You Can’t Do Everything Alone

Being a ‘lone wolf’ might sound cool, but sometimes we all need a little help and that’s okay.

When I was on one of the most difficult sections of my run up the volcano, I was terrified. I have a huge fear of heights and in this particular section, it was super steep. I felt like if I lost my footing, I would’ve just kept tumbling and fallen off the side into the abyss.

I tried not to look down and to focus on the run. But my feet started shaking. I couldn’t seem to conquer the fear.

Then these two, tough-looking, older and more experienced guys joined me. They taught me that if I bent down on my knees and looked at the steepness from a different angle than it wasn’t so intimidating.

They told me funny stories and encouraged me right to the end. One of the most important things I learned from running up that volcano, is that sometimes you can’t do it all on your own.

Also, shout out to you Billy, you were with me every step of the way, brother.
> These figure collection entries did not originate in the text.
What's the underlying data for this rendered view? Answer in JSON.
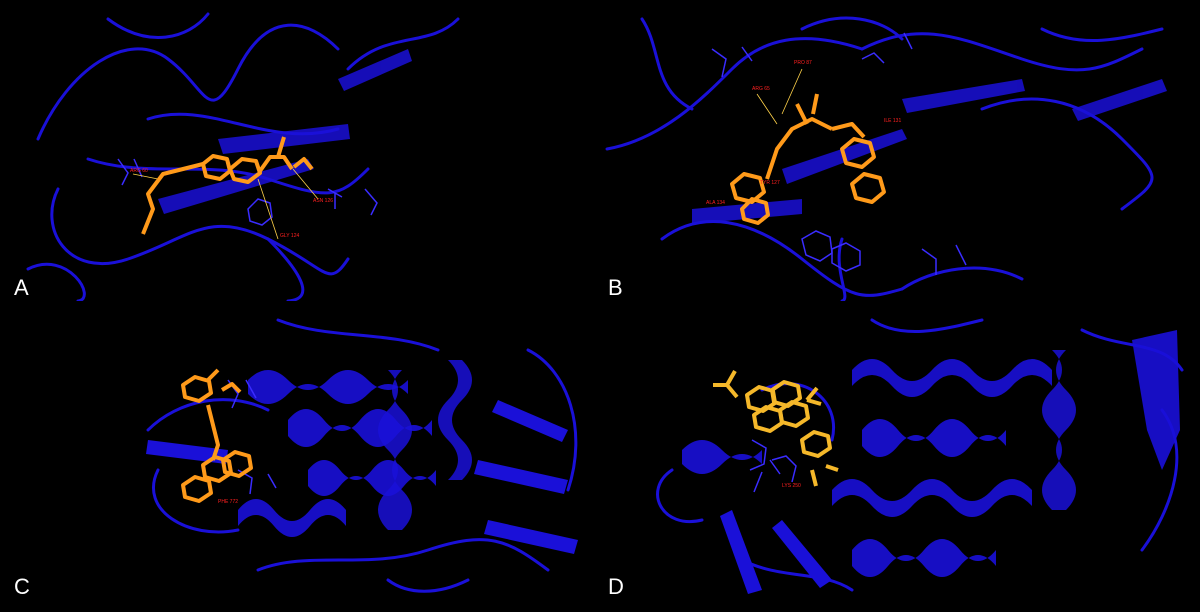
{
  "panels": [
    {
      "letter": "A",
      "residues": [
        "ARG 60",
        "ASN 126",
        "GLY 124"
      ]
    },
    {
      "letter": "B",
      "residues": [
        "PRO 87",
        "ARG 65",
        "ILE 131",
        "TYR 127",
        "ALA 134"
      ]
    },
    {
      "letter": "C",
      "residues": [
        "PHE 772"
      ]
    },
    {
      "letter": "D",
      "residues": [
        "LYS 250"
      ]
    }
  ],
  "colors": {
    "protein": "#1a10d8",
    "ligand": "#ff9a1a",
    "ligand_d": "#f5b82a",
    "label": "#ff2020",
    "background": "#000000",
    "border": "#ffffff"
  }
}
I learned to cope with steepness whilst running up El Misti volcano
This picture shows the steepness of that section

It’s Worth It

So, you’ve almost finished reading this article, and hopefully, I’ve made you think about taking on your own challenge. But you might be thinking, “This all sounds so gut-wrenchingly difficult. Why go through all this effort anyway?”

Because…when you have trained so hard for so long and you tried something that you honestly didn’t think you could do, and people told you it was stupid and you had a million doubts and set-backs along the way, but…you actually did the thing.